The morpho-syntactic properties of a lexeme are shaped in part by a number of cognitive parametrisations of a reference object. The common characteristic of these parameters seems to be their expression of something akin to a degree of perceptual manageability of a reference object. Ikegami (2000) subsumed this intuition into the paired term "Tokoro-Mono" (place-object), where the core parameter of distinction is the degree of boundedness of the object in question. This dichotomy seems to be logically connected to the Nominal Mapping Parameter put forward by Chierchia (1998).

2. E and L Links

Vallduvì’s approach (Vallduvì 1992) intended to avoid the difficulties that can arise during the information processing of focus information. Starting from the Tokoro-Mono dichotomy, I will attempt to demonstrate that Vallduvì's link concept is based on ambiguous reference, oscillating between the referred item itself and its contextual localisation.

However, as the latter is deictic, i.e. spatial or temporal, and the former is identified by its quality, the result is two basic methods of cognitive integration of information: by locality and by entity.

3. Attempting a typology

Extending Chierchia’s findings to links in general, we can propose a parameterisation for informational integration. One prediction hereof is the deictically licensed possibility for some languages to transgress syntactic requirements such as the theta criterion and the case filter.
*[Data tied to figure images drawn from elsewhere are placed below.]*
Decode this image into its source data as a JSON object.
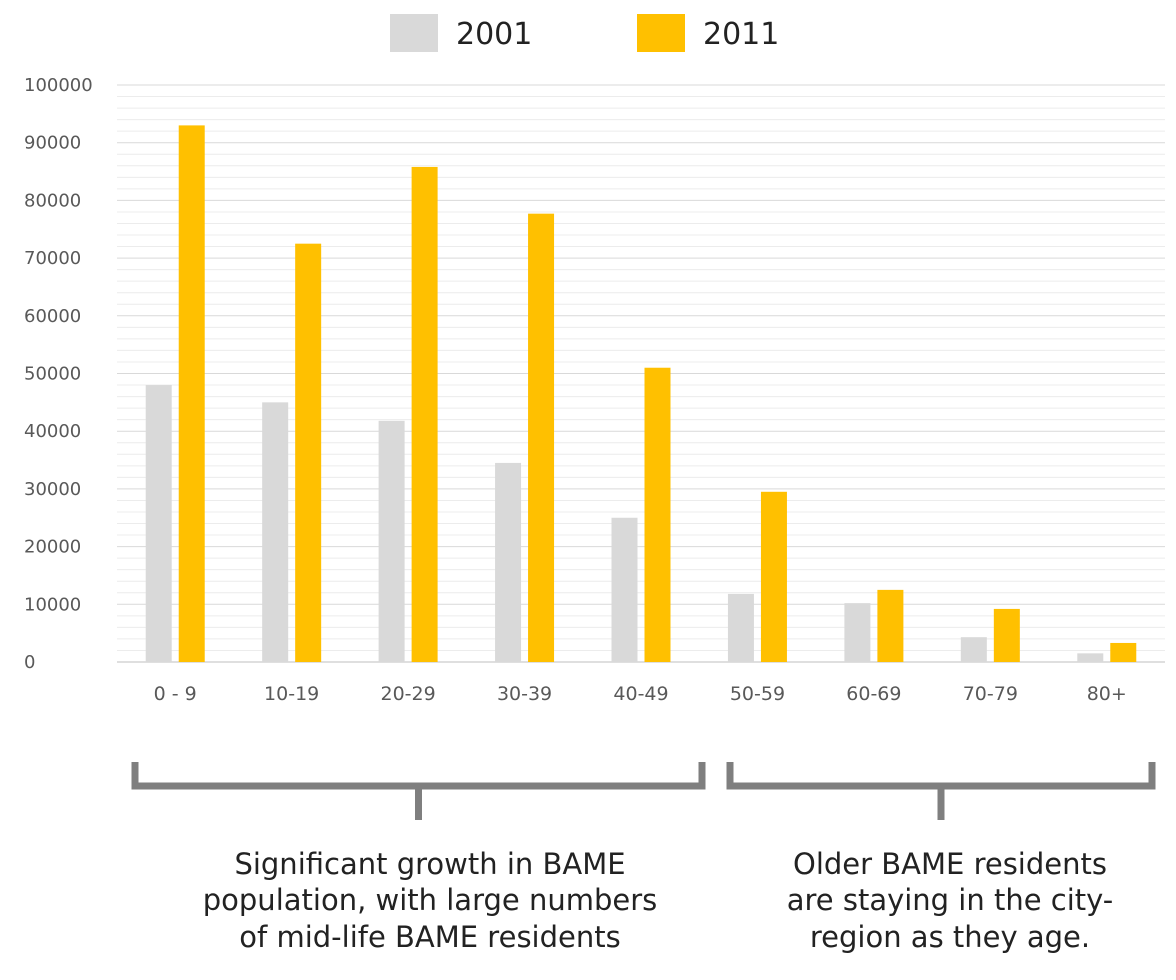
{
  "chart_data": {
    "type": "bar",
    "categories": [
      "0 - 9",
      "10-19",
      "20-29",
      "30-39",
      "40-49",
      "50-59",
      "60-69",
      "70-79",
      "80+"
    ],
    "series": [
      {
        "name": "2001",
        "color": "#d9d9d9",
        "values": [
          48000,
          45000,
          41800,
          34500,
          25000,
          11800,
          10200,
          4300,
          1500
        ]
      },
      {
        "name": "2011",
        "color": "#ffc000",
        "values": [
          93000,
          72500,
          85800,
          77700,
          51000,
          29500,
          12500,
          9200,
          3300
        ]
      }
    ],
    "yticks": [
      "0",
      "10000",
      "20000",
      "30000",
      "40000",
      "50000",
      "60000",
      "70000",
      "80000",
      "90000",
      "100000"
    ],
    "ylim": [
      0,
      100000
    ],
    "grid": true,
    "legend_position": "top-center",
    "title": "",
    "xlabel": "",
    "ylabel": ""
  },
  "annotations": {
    "left": [
      "Significant growth in BAME",
      "population, with large numbers",
      "of mid-life BAME residents"
    ],
    "right": [
      "Older BAME residents",
      "are staying in the city-",
      "region as they age."
    ]
  },
  "bracket_color": "#7f7f7f"
}
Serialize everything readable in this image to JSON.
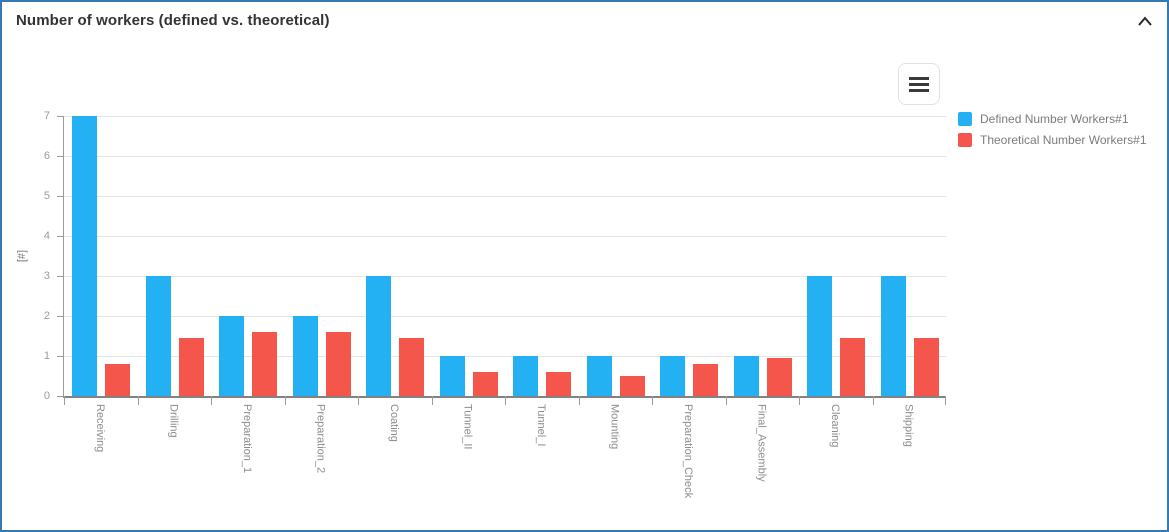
{
  "panel": {
    "title": "Number of workers (defined vs. theoretical)",
    "collapse_icon": "chevron-up",
    "border_color": "#3478b6"
  },
  "toolbar": {
    "menu_icon": "hamburger-menu"
  },
  "chart_data": {
    "type": "bar",
    "title": "Number of workers (defined vs. theoretical)",
    "categories": [
      "Receiving",
      "Drilling",
      "Preparation_1",
      "Preparation_2",
      "Coating",
      "Tunnel_II",
      "Tunnel_I",
      "Mounting",
      "Preparation_Check",
      "Final_Assembly",
      "Cleaning",
      "Shipping"
    ],
    "series": [
      {
        "name": "Defined Number Workers#1",
        "color": "#23b1f3",
        "values": [
          7,
          3,
          2,
          2,
          3,
          1,
          1,
          1,
          1,
          1,
          3,
          3
        ]
      },
      {
        "name": "Theoretical Number Workers#1",
        "color": "#f4564c",
        "values": [
          0.8,
          1.45,
          1.6,
          1.6,
          1.45,
          0.6,
          0.6,
          0.5,
          0.8,
          0.95,
          1.45,
          1.45
        ]
      }
    ],
    "xlabel": "",
    "ylabel": "[#]",
    "ylim": [
      0,
      7
    ],
    "ytick_step": 1,
    "yticks": [
      "0",
      "1",
      "2",
      "3",
      "4",
      "5",
      "6",
      "7"
    ],
    "grid": true,
    "legend_position": "right"
  }
}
Since there appears to be a correlation between the tolerance of languages towards such transgressions and the preferred method of linking, any typology of informational integration would, at the same time, make certain predictions about the syntactic idiosyncrasies of the language in question.

 

References

Ikegami, Yoshihiko (2000): Nihongoron-e no Shotai (Invitation to a discourse on the Japanese language), Kodansha

Vallduvì, E. (1992): The informational component, New York: Garland

Chierchia, G. (1998): Reference to kinds across languages. Natural Language Semantics 6:339-405.